Near Disaster. . .kind Of Long. . .
Decorating By cholmberg Updated 12 Sep 2007 , 12:36pm by vdrsolo
Well, I've stressed over this cake for over a week. My DH's best friend and wife are expecting and she asked me to do the cake (gratis of course, I'm fairly new to doing it), and I said I would be happy to. We were looking through the galleries here on cake central and she saw one of Boween's cakes and asked me if I could do one similar to it. . and I told her that it was a bit ambitious for me but I'd give it my best shot. Mostly she loved those little feet on it, she just flipped over them.
I've never worked in fondant much, so I thought I was doing the right thing by making a stencil and cutting them out and drying them on a flat surface. . until it came time to put the cake together yesterday. . I hadn't measured them and compared them to the size the cake would be. ..
the feet were way too big and I forgot they'd need to curve!
I couldn't use any of the ones I'd already made. And I couldn't find the fondant I'd made!! It disappeared. All I found was a lone piece of plastic wrap in my daugher's room. I can't believe she ate over a pound of white fondant w/o me knowing it. . but I have no other explanation, it just vanished. Which meant the DH had to run out and get some ready made Wilton fondant (yick).
The cake was very
pretty as it was, it was blue and white with big fondant pearls, but she had her heart set on those footprints. . . but I'd had a -terrible- time with the top tier. It was WASC and baked up fine. but when I went to crumb coat the top tier, it wouldn't stick. The cakes for that tier had been cooled, wrapped and chilled, the entire first crumb coat peeled off. I had to really thin the frosting and got a crumb coat on it, chilled throughly and frosted it and chilled it again. It was just ridiculous watching me wrangle with that double 6" tier, how do people manage those little suckers? It was sliding around on my turntable (I had it on a 6" cake board). I felt like an idiot.
At six pm last night I was cutting new 'feet' and putting them on the cake without drying them and praying they'd stay.
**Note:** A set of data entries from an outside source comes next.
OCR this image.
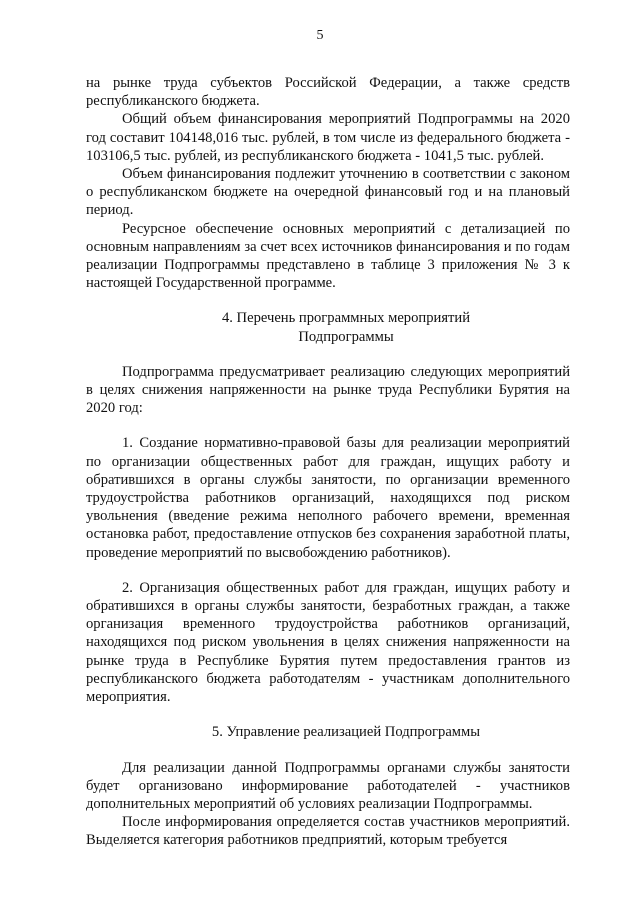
5

на рынке труда субъектов Российской Федерации, а также средств республиканского бюджета.

Общий объем финансирования мероприятий Подпрограммы на 2020 год составит 104148,016 тыс. рублей, в том числе из федерального бюджета - 103106,5 тыс. рублей, из республиканского бюджета - 1041,5 тыс. рублей.

Объем финансирования подлежит уточнению в соответствии с законом о республиканском бюджете на очередной финансовый год и на плановый период.

Ресурсное обеспечение основных мероприятий с детализацией по основным направлениям за счет всех источников финансирования и по годам реализации Подпрограммы представлено в таблице 3 приложения № 3 к настоящей Государственной программе.

4. Перечень программных мероприятий

Подпрограммы

Подпрограмма предусматривает реализацию следующих мероприятий в целях снижения напряженности на рынке труда Республики Бурятия на 2020 год:

1. Создание нормативно-правовой базы для реализации мероприятий по организации общественных работ для граждан, ищущих работу и обратившихся в органы службы занятости, по организации временного трудоустройства работников организаций, находящихся под риском увольнения (введение режима неполного рабочего времени, временная остановка работ, предоставление отпусков без сохранения заработной платы, проведение мероприятий по высвобождению работников).

2. Организация общественных работ для граждан, ищущих работу и обратившихся в органы службы занятости, безработных граждан, а также организация временного трудоустройства работников организаций, находящихся под риском увольнения в целях снижения напряженности на рынке труда в Республике Бурятия путем предоставления грантов из республиканского бюджета работодателям - участникам дополнительного мероприятия.

5. Управление реализацией Подпрограммы

Для реализации данной Подпрограммы органами службы занятости будет организовано информирование работодателей - участников дополнительных мероприятий об условиях реализации Подпрограммы.

После информирования определяется состав участников мероприятий. Выделяется категория работников предприятий, которым требуется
I made a fondant bow for the top, which I'd never done before either and the third try finally turned out okay and didn't get put on til 8am this morning. That dratted top layer was trying to peel again, Just in one spot, but why was it doing this? One layer out of four was just refusing to let the frosting stick and I don't understand why it was doing it or how to stop it. TGIH it held for the entire shower without peeling. . although it did face perils. . one little boy dragged the entire tablecloth to get that cake close enough to start plucking the fondant pearls off and eating them. . (Ick!) but he was awfully cute when we discovered it. He was only two and had been trying to get to that cake for two hours before he finally slipped under the radar.
it -wasn't- a disaster, our friend was thrilled with her cake. but I'd love to know if there is a way to prevent that from happening again because if that had started peeling again, I would have just cried.
I never chill my cakes before frosting (I don't use perishable fillings, only buttercream or sleeved fillings), so it could be that the cake was so cold that once the icing hit it it started to firm up a bit and not allow you to spread it on there.
As far as the 6" cake slipping on your turntable. Just take a piece of non skid mat and put it under the cake, no slipping!
I never chill my cakes before frosting (I don't use perishable fillings, only buttercream or sleeved fillings), so it could be that the cake was so cold that once the icing hit it it started to firm up a bit and not allow you to spread it on there.
I really like the IMBC, but with those eggs I am afraid to leave it out for
more than a couple of hours. . .. and everyone loves it. Three of the layers
did perfect, it was just the top six inch one that just refused to let the frosting stick. Sleeved fillings? What are those?
As far as the 6" cake slipping on your turntable. Just take a piece of non skid mat and put it under the cake, no slipping!
Wow, for some reason that didn't occur to me. I just kept thinking to
myself 'How do pros keep these little buggers still w/o putting fingerprints in them?!' ![]()
Thanks for the input!! I appreciate it! ![]()
It could be possible since your 6" tier was slipping on the turntable that you were not able to press as firmly against the cake while icing and it didn't adhere well.
Sleeved fillings are pastry fillings made just for cakes, you can get them from any cake decorating supply business, comes in tons of flavors...raspberry, strawberry, bavarian cream,plus many more. I prefer them because they not only are they room temp safe but they do not seep into the cake. I ran a test one time with Strawberry preseves, strawberry jam, strawberry all fruit spread, and strawberry pastry filling. The next day, everything but the pastry filling had started seeping into the cake, causing the cake structure to fall. Some people will sandwich their jam by a thin layer of buttercream frosting, but since I torte all my layers, I only a very thin layer anyway (less slippy, especially with the fillings).
I only use nonperishable frostings and fillings for wedding cakes. You have no control over how long the wedding cake will sit out, and if people take some cake home, you don't know how long it will be before they eat it. I don't want anyone getting sick.